Nine o'clock had been appointed as the time for receiving the deputation,
and we were punctual to the moment; but not so the President, who sent us
word that he was eating his breakfast, and would come as soon as he
could. His appetite, we were glad to think, must have been a pretty fair
one; for we waited about half an hour in one of the antechambers, and
then were ushered into a reception-room, in one corner of which sat the
Secretaries of War and of the Treasury, expecting, like ourselves, the
termination of the Presidential breakfast. During this interval there
were several new additions to our group, one or two of whom were in a
working-garb, so that we formed a very miscellaneous collection of
people, mostly unknown to each other, and without any common sponsor, but
all with an equal right to look our head-servant in the face.

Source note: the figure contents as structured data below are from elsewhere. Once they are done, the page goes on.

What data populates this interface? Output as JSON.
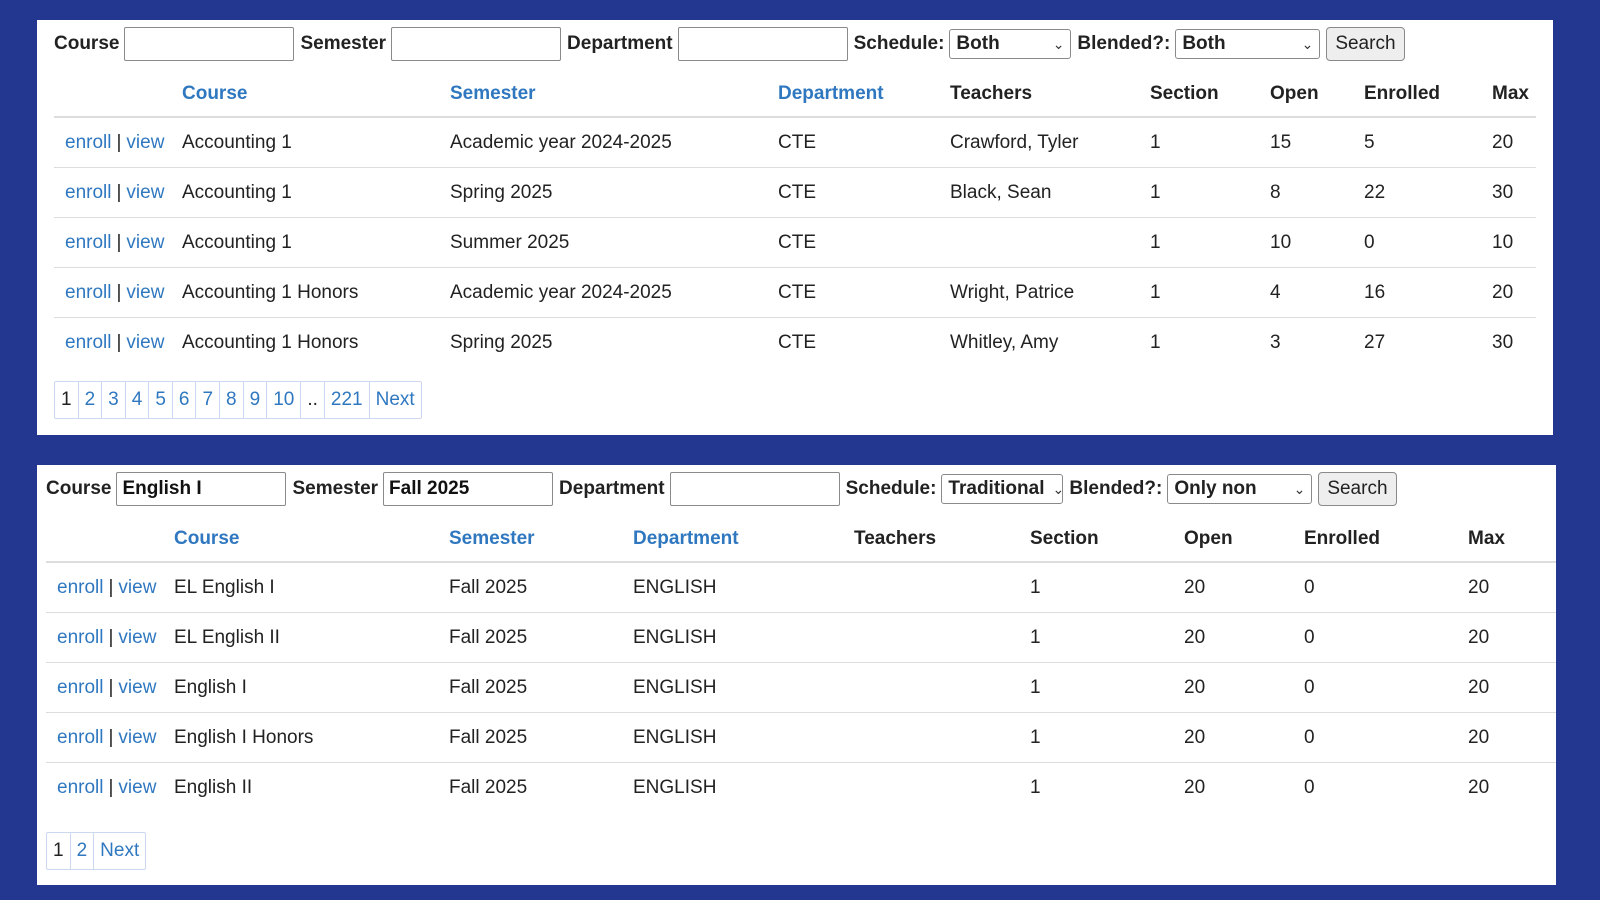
{
  "panel1": {
    "search": {
      "course_label": "Course",
      "course_value": "",
      "semester_label": "Semester",
      "semester_value": "",
      "department_label": "Department",
      "department_value": "",
      "schedule_label": "Schedule:",
      "schedule_value": "Both",
      "blended_label": "Blended?:",
      "blended_value": "Both",
      "search_label": "Search"
    },
    "headers": [
      "",
      "Course",
      "Semester",
      "Department",
      "Teachers",
      "Section",
      "Open",
      "Enrolled",
      "Max"
    ],
    "rows": [
      {
        "enroll": "enroll",
        "sep": "|",
        "view": "view",
        "course": "Accounting 1",
        "semester": "Academic year 2024-2025",
        "department": "CTE",
        "teachers": "Crawford, Tyler",
        "section": "1",
        "open": "15",
        "enrolled": "5",
        "max": "20"
      },
      {
        "enroll": "enroll",
        "sep": "|",
        "view": "view",
        "course": "Accounting 1",
        "semester": "Spring 2025",
        "department": "CTE",
        "teachers": "Black, Sean",
        "section": "1",
        "open": "8",
        "enrolled": "22",
        "max": "30"
      },
      {
        "enroll": "enroll",
        "sep": "|",
        "view": "view",
        "course": "Accounting 1",
        "semester": "Summer 2025",
        "department": "CTE",
        "teachers": "",
        "section": "1",
        "open": "10",
        "enrolled": "0",
        "max": "10"
      },
      {
        "enroll": "enroll",
        "sep": "|",
        "view": "view",
        "course": "Accounting 1 Honors",
        "semester": "Academic year 2024-2025",
        "department": "CTE",
        "teachers": "Wright, Patrice",
        "section": "1",
        "open": "4",
        "enrolled": "16",
        "max": "20"
      },
      {
        "enroll": "enroll",
        "sep": "|",
        "view": "view",
        "course": "Accounting 1 Honors",
        "semester": "Spring 2025",
        "department": "CTE",
        "teachers": "Whitley, Amy",
        "section": "1",
        "open": "3",
        "enrolled": "27",
        "max": "30"
      }
    ],
    "pagination": [
      "1",
      "2",
      "3",
      "4",
      "5",
      "6",
      "7",
      "8",
      "9",
      "10",
      "..",
      "221",
      "Next"
    ]
  },
  "panel2": {
    "search": {
      "course_label": "Course",
      "course_value": "English I",
      "semester_label": "Semester",
      "semester_value": "Fall 2025",
      "department_label": "Department",
      "department_value": "",
      "schedule_label": "Schedule:",
      "schedule_value": "Traditional",
      "blended_label": "Blended?:",
      "blended_value": "Only non",
      "search_label": "Search"
    },
    "headers": [
      "",
      "Course",
      "Semester",
      "Department",
      "Teachers",
      "Section",
      "Open",
      "Enrolled",
      "Max"
    ],
    "rows": [
      {
        "enroll": "enroll",
        "sep": "|",
        "view": "view",
        "course": "EL English I",
        "semester": "Fall 2025",
        "department": "ENGLISH",
        "teachers": "",
        "section": "1",
        "open": "20",
        "enrolled": "0",
        "max": "20"
      },
      {
        "enroll": "enroll",
        "sep": "|",
        "view": "view",
        "course": "EL English II",
        "semester": "Fall 2025",
        "department": "ENGLISH",
        "teachers": "",
        "section": "1",
        "open": "20",
        "enrolled": "0",
        "max": "20"
      },
      {
        "enroll": "enroll",
        "sep": "|",
        "view": "view",
        "course": "English I",
        "semester": "Fall 2025",
        "department": "ENGLISH",
        "teachers": "",
        "section": "1",
        "open": "20",
        "enrolled": "0",
        "max": "20"
      },
      {
        "enroll": "enroll",
        "sep": "|",
        "view": "view",
        "course": "English I Honors",
        "semester": "Fall 2025",
        "department": "ENGLISH",
        "teachers": "",
        "section": "1",
        "open": "20",
        "enrolled": "0",
        "max": "20"
      },
      {
        "enroll": "enroll",
        "sep": "|",
        "view": "view",
        "course": "English II",
        "semester": "Fall 2025",
        "department": "ENGLISH",
        "teachers": "",
        "section": "1",
        "open": "20",
        "enrolled": "0",
        "max": "20"
      }
    ],
    "pagination": [
      "1",
      "2",
      "Next"
    ]
  },
  "colors": {
    "background": "#233690",
    "link": "#2f78c0",
    "panel": "#ffffff"
  },
  "icons": {
    "select_arrow": "chevron-down-icon"
  }
}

By and by there was a little stir on the staircase and in the
passage-way, and in lounged a tall, loose-jointed figure, of an
exaggerated Yankee port and demeanor, whom (as being about the homeliest
man I ever saw, yet by no means repulsive or disagreeable) it was
impossible not to recognize as Uncle Abe.
Unquestionably, Western man though he be, and Kentuckian by birth,
President Lincoln is the essential representative of all Yankees, and the
veritable specimen, physically, of what the world seems determined to
regard as our characteristic qualities.